Sie hatte zwar schon zwei sehr gut aussehende Männer neben sich, aber träumen durfte er ja ein bisschen.

„Warum guckt der Mann denn so?" fragte Leonie.
„Weil alle Männer bei deiner Mama gucken!" erklärte Jonas trocken.
„Dürfen die das, Papa?" Die Kleine hatte feine Antennen.
Simon lachte. „Was soll ich denn dagegen machen?" fragte er zurück.
Leonie hatte darauf auch keine Antwort.

Aber etwas anderes fiel ihr ein. „Und warum guckst du nicht?" fragte sie Hannes. Der hielt sich mittlerweile den Bauch vor Lachen.
„Oh, ich gucke schon, aber anders!" räumte er ein.
„Wie anders?"
„Ich gucke deine Mama als Freund an, und da schaut man eben nicht verliebt."

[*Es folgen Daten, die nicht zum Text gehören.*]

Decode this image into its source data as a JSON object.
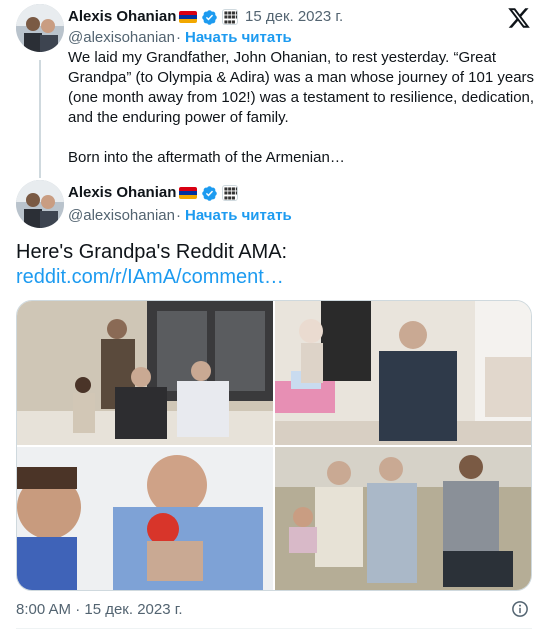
{
  "thread_tweet": {
    "author_name": "Alexis Ohanian",
    "date": "15 дек. 2023 г.",
    "handle": "@alexisohanian",
    "separator": "·",
    "follow_label": "Начать читать",
    "paragraph_1": "We laid my Grandfather, John Ohanian, to rest yesterday. “Great Grandpa” (to Olympia & Adira) was a man whose journey of 101 years (one month away from 102!) was a testament to resilience, dedication, and the enduring power of family.",
    "paragraph_2": "Born into the aftermath of the Armenian…",
    "affiliation_badge": "Seven Seven Six"
  },
  "main_tweet": {
    "author_name": "Alexis Ohanian",
    "handle": "@alexisohanian",
    "separator": "·",
    "follow_label": "Начать читать",
    "affiliation_badge": "Seven Seven Six",
    "text": "Here's Grandpa's Reddit AMA:",
    "link": "reddit.com/r/IAmA/comment…",
    "timestamp": "8:00 AM · 15 дек. 2023 г."
  },
  "icons": {
    "platform_logo": "x-logo-icon",
    "verified": "verified-badge-icon",
    "flag": "armenia-flag-icon",
    "info": "info-icon"
  },
  "colors": {
    "accent": "#1d9bf0",
    "text": "#0f1419",
    "muted": "#536471",
    "flag_red": "#d90012",
    "flag_blue": "#0033a0",
    "flag_orange": "#f2a800"
  }
}
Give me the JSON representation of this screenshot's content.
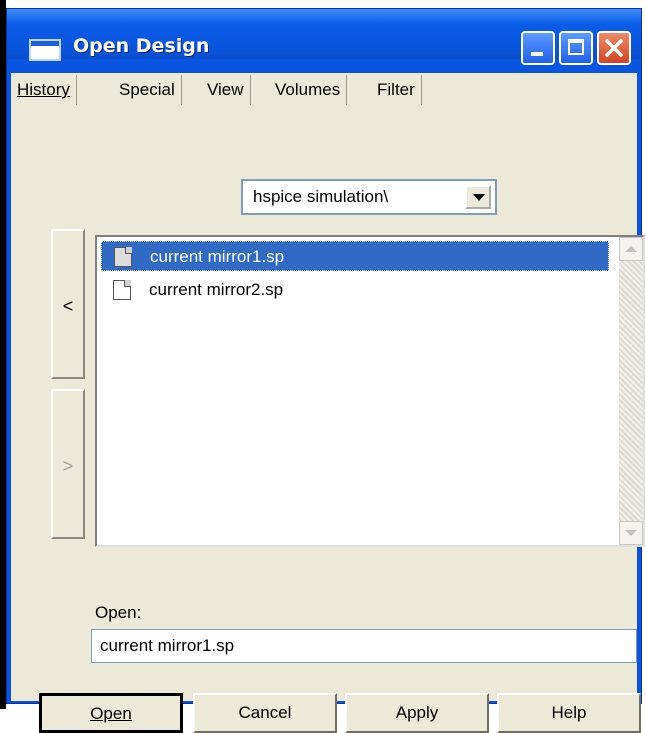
{
  "window": {
    "title": "Open Design",
    "titlebar_color": "#0b5ce8",
    "controls": [
      "minimize-icon",
      "maximize-icon",
      "close-icon"
    ]
  },
  "menu": {
    "items": [
      {
        "label": "History"
      },
      {
        "label": "Special"
      },
      {
        "label": "View"
      },
      {
        "label": "Volumes"
      },
      {
        "label": "Filter"
      }
    ]
  },
  "directory": {
    "selected": "hspice simulation\\"
  },
  "nav": {
    "back": "<",
    "forward": ">"
  },
  "files": [
    {
      "name": "current mirror1.sp",
      "selected": true
    },
    {
      "name": "current mirror2.sp",
      "selected": false
    }
  ],
  "open_field": {
    "label": "Open:",
    "value": "current mirror1.sp"
  },
  "buttons": {
    "open": "Open",
    "cancel": "Cancel",
    "apply": "Apply",
    "help": "Help"
  },
  "colors": {
    "selection": "#316ac5",
    "dialog_bg": "#ece9d8"
  }
}
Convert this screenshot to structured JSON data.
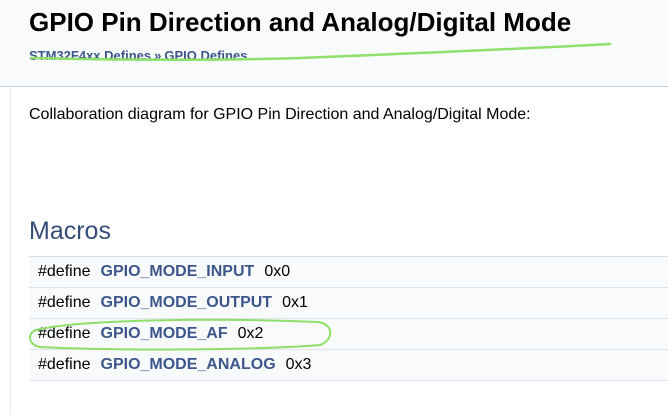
{
  "header": {
    "title": "GPIO Pin Direction and Analog/Digital Mode",
    "breadcrumb": [
      {
        "label": "STM32F4xx Defines"
      },
      {
        "label": "GPIO Defines"
      }
    ],
    "breadcrumb_separator": "»"
  },
  "main": {
    "collaboration_text": "Collaboration diagram for GPIO Pin Direction and Analog/Digital Mode:",
    "macros_heading": "Macros",
    "macros": [
      {
        "keyword": "#define",
        "name": "GPIO_MODE_INPUT",
        "value": "0x0"
      },
      {
        "keyword": "#define",
        "name": "GPIO_MODE_OUTPUT",
        "value": "0x1"
      },
      {
        "keyword": "#define",
        "name": "GPIO_MODE_AF",
        "value": "0x2"
      },
      {
        "keyword": "#define",
        "name": "GPIO_MODE_ANALOG",
        "value": "0x3"
      }
    ]
  },
  "colors": {
    "link": "#3d578c",
    "heading": "#354c7b",
    "highlight_stroke": "#8ee06a"
  }
}
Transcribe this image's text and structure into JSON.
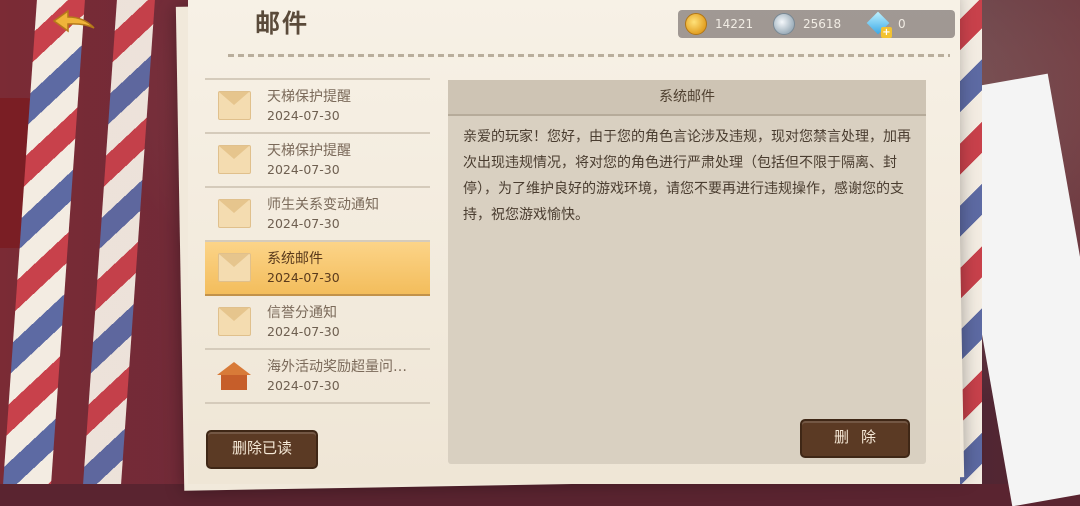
{
  "header": {
    "title": "邮件",
    "back_icon": "back-arrow-icon"
  },
  "currency": {
    "gold": "14221",
    "silver": "25618",
    "diamond": "0"
  },
  "mail_list": [
    {
      "subject": "天梯保护提醒",
      "date": "2024-07-30",
      "icon": "envelope-icon"
    },
    {
      "subject": "天梯保护提醒",
      "date": "2024-07-30",
      "icon": "envelope-icon"
    },
    {
      "subject": "师生关系变动通知",
      "date": "2024-07-30",
      "icon": "envelope-icon"
    },
    {
      "subject": "系统邮件",
      "date": "2024-07-30",
      "icon": "envelope-icon",
      "selected": true
    },
    {
      "subject": "信誉分通知",
      "date": "2024-07-30",
      "icon": "envelope-icon"
    },
    {
      "subject": "海外活动奖励超量问…",
      "date": "2024-07-30",
      "icon": "house-icon"
    }
  ],
  "buttons": {
    "delete_read": "删除已读",
    "delete": "删除"
  },
  "mail_detail": {
    "title": "系统邮件",
    "body": "亲爱的玩家！您好，由于您的角色言论涉及违规，现对您禁言处理，加再次出现违规情况，将对您的角色进行严肃处理（包括但不限于隔离、封停），为了维护良好的游戏环境，请您不要再进行违规操作，感谢您的支持，祝您游戏愉快。"
  },
  "colors": {
    "selected_row": "#f3bd5c",
    "button_bg": "#5b3a24",
    "paper": "#f1e9db"
  }
}
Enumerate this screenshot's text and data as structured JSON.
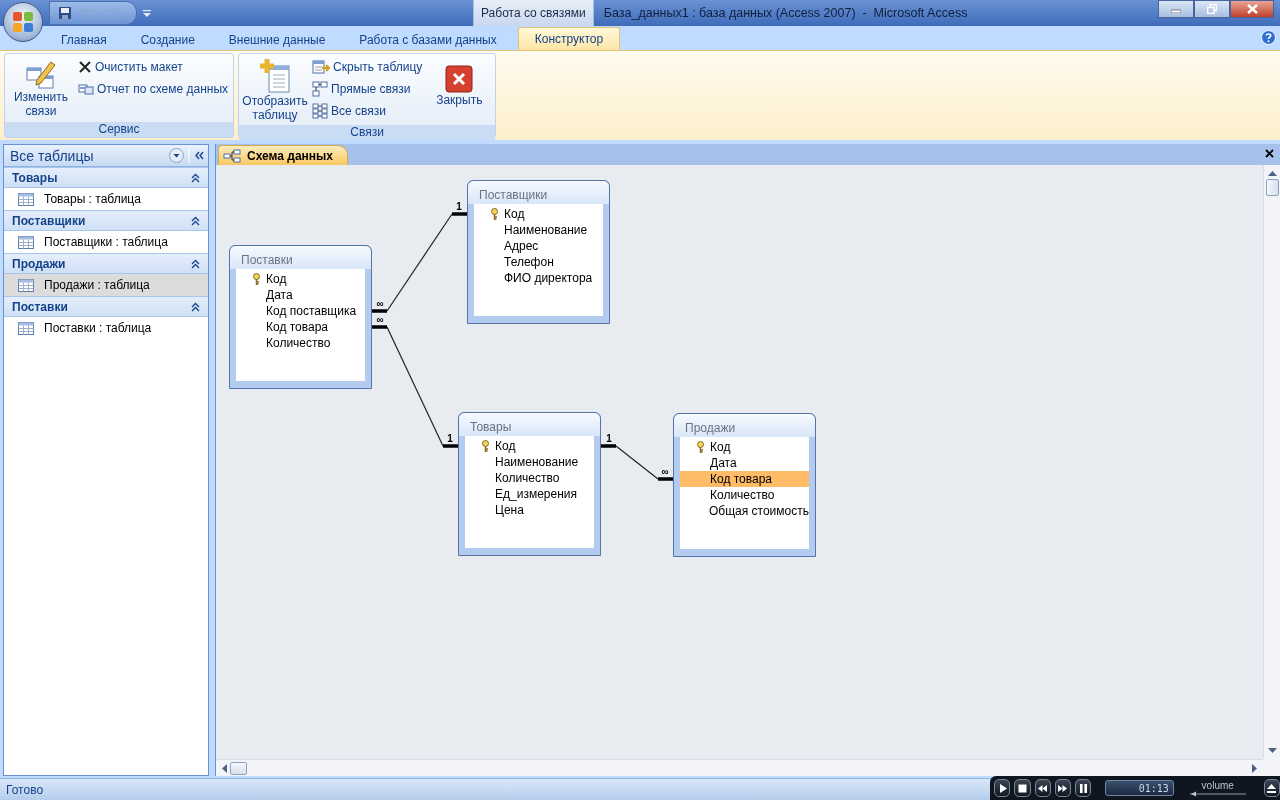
{
  "window": {
    "context_tab": "Работа со связями",
    "title": "База_данных1 : база данных (Access 2007)  -  Microsoft Access"
  },
  "ribbon_tabs": [
    {
      "label": "Главная",
      "selected": false
    },
    {
      "label": "Создание",
      "selected": false
    },
    {
      "label": "Внешние данные",
      "selected": false
    },
    {
      "label": "Работа с базами данных",
      "selected": false
    },
    {
      "label": "Конструктор",
      "selected": true
    }
  ],
  "ribbon_groups": [
    {
      "label": "Сервис",
      "commands": [
        {
          "kind": "large",
          "label": "Изменить связи"
        },
        {
          "kind": "small",
          "label": "Очистить макет"
        },
        {
          "kind": "small",
          "label": "Отчет по схеме данных"
        }
      ]
    },
    {
      "label": "Связи",
      "commands": [
        {
          "kind": "large",
          "label": "Отобразить таблицу"
        },
        {
          "kind": "small",
          "label": "Скрыть таблицу"
        },
        {
          "kind": "small",
          "label": "Прямые связи"
        },
        {
          "kind": "small",
          "label": "Все связи"
        },
        {
          "kind": "large",
          "label": "Закрыть"
        }
      ]
    }
  ],
  "navigation_pane": {
    "header": "Все таблицы",
    "groups": [
      {
        "label": "Товары",
        "expanded": true,
        "items": [
          {
            "label": "Товары : таблица",
            "selected": false
          }
        ]
      },
      {
        "label": "Поставщики",
        "expanded": true,
        "items": [
          {
            "label": "Поставщики : таблица",
            "selected": false
          }
        ]
      },
      {
        "label": "Продажи",
        "expanded": true,
        "items": [
          {
            "label": "Продажи : таблица",
            "selected": true
          }
        ]
      },
      {
        "label": "Поставки",
        "expanded": true,
        "items": [
          {
            "label": "Поставки : таблица",
            "selected": false
          }
        ]
      }
    ]
  },
  "document_tab": {
    "label": "Схема данных"
  },
  "diagram": {
    "tables": [
      {
        "title": "Поставщики",
        "fields": [
          {
            "name": "Код",
            "key": true,
            "selected": false
          },
          {
            "name": "Наименование",
            "key": false,
            "selected": false
          },
          {
            "name": "Адрес",
            "key": false,
            "selected": false
          },
          {
            "name": "Телефон",
            "key": false,
            "selected": false
          },
          {
            "name": "ФИО директора",
            "key": false,
            "selected": false
          }
        ]
      },
      {
        "title": "Поставки",
        "fields": [
          {
            "name": "Код",
            "key": true,
            "selected": false
          },
          {
            "name": "Дата",
            "key": false,
            "selected": false
          },
          {
            "name": "Код поставщика",
            "key": false,
            "selected": false
          },
          {
            "name": "Код товара",
            "key": false,
            "selected": false
          },
          {
            "name": "Количество",
            "key": false,
            "selected": false
          }
        ]
      },
      {
        "title": "Товары",
        "fields": [
          {
            "name": "Код",
            "key": true,
            "selected": false
          },
          {
            "name": "Наименование",
            "key": false,
            "selected": false
          },
          {
            "name": "Количество",
            "key": false,
            "selected": false
          },
          {
            "name": "Ед_измерения",
            "key": false,
            "selected": false
          },
          {
            "name": "Цена",
            "key": false,
            "selected": false
          }
        ]
      },
      {
        "title": "Продажи",
        "fields": [
          {
            "name": "Код",
            "key": true,
            "selected": false
          },
          {
            "name": "Дата",
            "key": false,
            "selected": false
          },
          {
            "name": "Код товара",
            "key": false,
            "selected": true
          },
          {
            "name": "Количество",
            "key": false,
            "selected": false
          },
          {
            "name": "Общая стоимость",
            "key": false,
            "selected": false
          }
        ]
      }
    ],
    "relationships": [
      {
        "start_label": "∞",
        "end_label": "1"
      },
      {
        "start_label": "∞",
        "end_label": "1"
      },
      {
        "start_label": "1",
        "end_label": "∞"
      }
    ]
  },
  "status_bar": {
    "text": "Готово"
  },
  "media_player": {
    "time": "01:13",
    "volume_label": "volume",
    "volume": {
      "level": 0.02
    }
  }
}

So ganz verstand sie jetzt nicht alles, aber sie fand es gut, dass Hannes die Mama nicht verliebt anguckte, der Papa es aber schon tat.
„Der Jonas ist mein Freund! Der schaut mich auch nicht verliebt an!" stellte sie abschließend fest und wandte sich anderen Themen zu, zum Beispiel den leckeren Tapas, fast ganz ohne gesundes Gemüse.
Die Erwachsenen wischten sich die Lachtränen aus den Augen, und bedienten sich ebenfalls von den übervollen Platten.

Jonas grinste vor sich hin.
Auf was Mädchen alles kamen!
Er setzte sich auf den Schoß seines Vaters, schmiegte sich an ihn.
Das war ein schöner Urlaub!
Der Papa lachte so viel, weinte nicht einmal mehr in der Nacht.

Es war gut, dass Mona Papas Freundin war und Simon sein Freund.
Und dass Leonie seine eigene Freundin war
Alles war so gut, dass es so bleiben sollte.

Hannes verwuschelte die Haare seines Prachtjungen und dachte zum ersten Mal nicht an die Vergangenheit, sondern genoss einfach die Gegenwart.
Simon und Mona bemerkten zufrieden, dass ihr Freund keine feuchten Augen hatte, sondern strahlend lächelte.

Nach dem Essen besorgten sie gleich noch drei große Koffer, zum Glück gab es in der Business Class keine Beschränkung beim Gepäck.
Sie packten ihre neuen Sachen gleich ein und rollten mit den Gepäckstücken zu den Autos.
Im Haus setzte sich Mona aufs Sofa und klatschte in die Hände. „So, Männer! Jetzt möchte ich eine Modenschau sehen!"

Die beiden machten den Spaß mit, stolzierten wie auf dem Laufsteg auf und ab.
Die Kinder lachten sich kringelig.

Es gefiel ihnen so sehr auf der Insel, dass sie eine dritte Woche anhängten.

Sie verbrachten auch viel Zeit am Meer. Die Leute um sie herum wunderten sich über die Familie mit zwei gutaussehenden Männern, einer schönen Frau und zwei wunderhübschen Kindern.
Aber es war schnell klar, wer zusammengehörte.

Der zweite Mann war wohl der alleinerziehende Bruder von einem von beiden, so gut wie sich die Erwachsenen verstanden.
Und sie hatten nicht einmal so Unrecht.

Hannes und Simon waren sich näher als Brüder je sein konnten.
Hannes und Mona waren schon lange Seelenverwandte.
Nach dem Urlaub flogen drei Erwachsene und zwei Kinder zurück. Vier waren überglücklich, einer nicht mehr so fassungslos von Trauer geschüttelt.